Es lo “mesmo”, pero no es igual

Así describo el horripilante parche que Decio de María le sobrepone a ese engendro que él llama protocolo para el tratamiento de asuntos racistas en los estadios de futbol.

Manteniendo su acostumbrado servilismo, Decio de María tomó el protocolo que FIFA emitió sobre el tema y se le hizo fácil tropicalizarlo, o mejor dicho, mexicanizarlo, para convertirlo en un Frankenstein, tan enredado y rebuscado, que le permita aparentar interés en el tema, y al mismo tiempo, le de la enorme posibilidad de manipularlo a su conveniencia, “asegún” a quién aplicárselo, a unos se lo aplicará a rajatabla, con otros negociará el tema como lo hace normalmente con ciertos asuntos sensibles del reglamento

Si uno lee el protocolo de FIFA, el tema resulta sencillo y fácil de entender y obviamente de poner en práctica, pero cuando uno compara con lo que redactó Decio de María, notará la gran diferencia, el tipo le metió términos y lo llenó de paja legaloide, lo transformó en algo que perfectamente bien podría firmar el inmortal Capulina: “Puede ser, quién sabe, posiblemente, a lo mejor, en una de esas, es factible, hay que ver, ya veremos” etc.

Como todo lo que tiene que ver con legalidad, orden, ética, justicia, juego limpio etc., este tema de racismo en los estadios es llevado a límites tan ambiguos y laxos que le permite a Decio moverse para donde le ordenen los dueños del balón.
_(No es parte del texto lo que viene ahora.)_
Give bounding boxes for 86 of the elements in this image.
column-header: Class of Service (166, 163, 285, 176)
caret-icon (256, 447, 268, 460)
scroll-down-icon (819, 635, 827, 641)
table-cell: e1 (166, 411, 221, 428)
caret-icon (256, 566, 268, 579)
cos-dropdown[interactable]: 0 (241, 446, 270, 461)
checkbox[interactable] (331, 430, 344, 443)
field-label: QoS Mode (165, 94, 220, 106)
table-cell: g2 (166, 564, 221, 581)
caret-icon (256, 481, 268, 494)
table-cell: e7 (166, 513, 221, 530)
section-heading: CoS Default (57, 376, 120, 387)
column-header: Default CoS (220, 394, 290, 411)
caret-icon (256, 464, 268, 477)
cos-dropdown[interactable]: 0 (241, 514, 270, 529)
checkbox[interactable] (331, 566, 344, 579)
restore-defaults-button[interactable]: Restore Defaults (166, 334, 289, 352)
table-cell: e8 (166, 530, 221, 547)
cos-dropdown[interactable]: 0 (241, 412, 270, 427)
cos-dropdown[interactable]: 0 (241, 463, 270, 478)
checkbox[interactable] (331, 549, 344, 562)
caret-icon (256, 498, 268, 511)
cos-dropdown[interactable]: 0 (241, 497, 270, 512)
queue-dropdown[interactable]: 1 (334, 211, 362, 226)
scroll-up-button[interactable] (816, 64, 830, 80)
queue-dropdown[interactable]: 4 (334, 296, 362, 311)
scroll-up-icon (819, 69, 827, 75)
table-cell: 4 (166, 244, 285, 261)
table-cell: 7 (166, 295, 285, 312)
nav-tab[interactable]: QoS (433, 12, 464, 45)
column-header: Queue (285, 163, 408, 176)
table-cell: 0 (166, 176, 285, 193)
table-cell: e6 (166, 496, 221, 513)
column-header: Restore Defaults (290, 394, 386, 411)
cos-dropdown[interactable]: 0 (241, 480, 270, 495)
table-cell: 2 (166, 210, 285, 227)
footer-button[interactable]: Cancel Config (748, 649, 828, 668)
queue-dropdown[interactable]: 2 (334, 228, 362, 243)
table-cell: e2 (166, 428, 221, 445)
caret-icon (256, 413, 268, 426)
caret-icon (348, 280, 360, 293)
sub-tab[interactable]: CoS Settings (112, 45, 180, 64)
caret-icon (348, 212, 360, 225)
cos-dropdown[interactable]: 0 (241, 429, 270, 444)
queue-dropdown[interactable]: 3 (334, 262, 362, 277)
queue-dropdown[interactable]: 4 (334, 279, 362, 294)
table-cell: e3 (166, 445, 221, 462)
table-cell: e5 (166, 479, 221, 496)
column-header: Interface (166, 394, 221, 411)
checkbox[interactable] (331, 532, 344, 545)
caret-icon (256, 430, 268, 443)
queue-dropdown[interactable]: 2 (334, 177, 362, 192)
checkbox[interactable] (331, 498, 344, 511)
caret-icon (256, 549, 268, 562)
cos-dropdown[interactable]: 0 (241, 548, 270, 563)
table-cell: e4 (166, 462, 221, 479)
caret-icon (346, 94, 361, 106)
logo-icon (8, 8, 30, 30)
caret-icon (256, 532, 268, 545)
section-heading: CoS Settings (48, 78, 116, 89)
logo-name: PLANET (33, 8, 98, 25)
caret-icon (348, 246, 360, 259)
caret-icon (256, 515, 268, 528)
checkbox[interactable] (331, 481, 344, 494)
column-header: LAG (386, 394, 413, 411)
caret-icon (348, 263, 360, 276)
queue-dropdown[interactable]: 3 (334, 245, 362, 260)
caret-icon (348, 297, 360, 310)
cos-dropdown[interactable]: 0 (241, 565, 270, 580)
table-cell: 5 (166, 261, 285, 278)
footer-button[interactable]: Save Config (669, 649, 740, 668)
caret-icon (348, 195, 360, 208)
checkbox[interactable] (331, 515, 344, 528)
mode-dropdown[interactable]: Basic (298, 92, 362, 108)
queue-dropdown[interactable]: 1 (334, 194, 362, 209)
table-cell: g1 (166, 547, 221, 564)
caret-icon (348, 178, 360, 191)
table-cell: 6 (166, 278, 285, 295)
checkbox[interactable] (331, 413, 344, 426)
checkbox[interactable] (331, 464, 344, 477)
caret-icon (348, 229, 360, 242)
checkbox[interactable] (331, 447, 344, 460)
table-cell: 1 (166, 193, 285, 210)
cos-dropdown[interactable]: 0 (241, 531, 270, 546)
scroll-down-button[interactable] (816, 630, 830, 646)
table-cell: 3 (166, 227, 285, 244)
Y lo triste es que en lugar de que nuestro futbol profesional mejore en cuanto a las formas y el fondo del espectáculo dentro y fuera de las canchas, en lugar de que aminore la violencia, se evite la reventa, se prohíba la venta de alcohol en la cercanía de estadios, se implementen medidas de seguridad serias y comprobadas, desparezca la multipropiedad, se respete el estatus laboral del jugador etc., siempre acabamos jugándole al Tío Lolo… Hacemos como que hacemos, pero no hacemos nada, promovemos cambios con objeto de que nada cambie… Qué vergüenza.

PD. Bienvenido al futbol mexicano racismo… Decio de María ya te dio su bendición.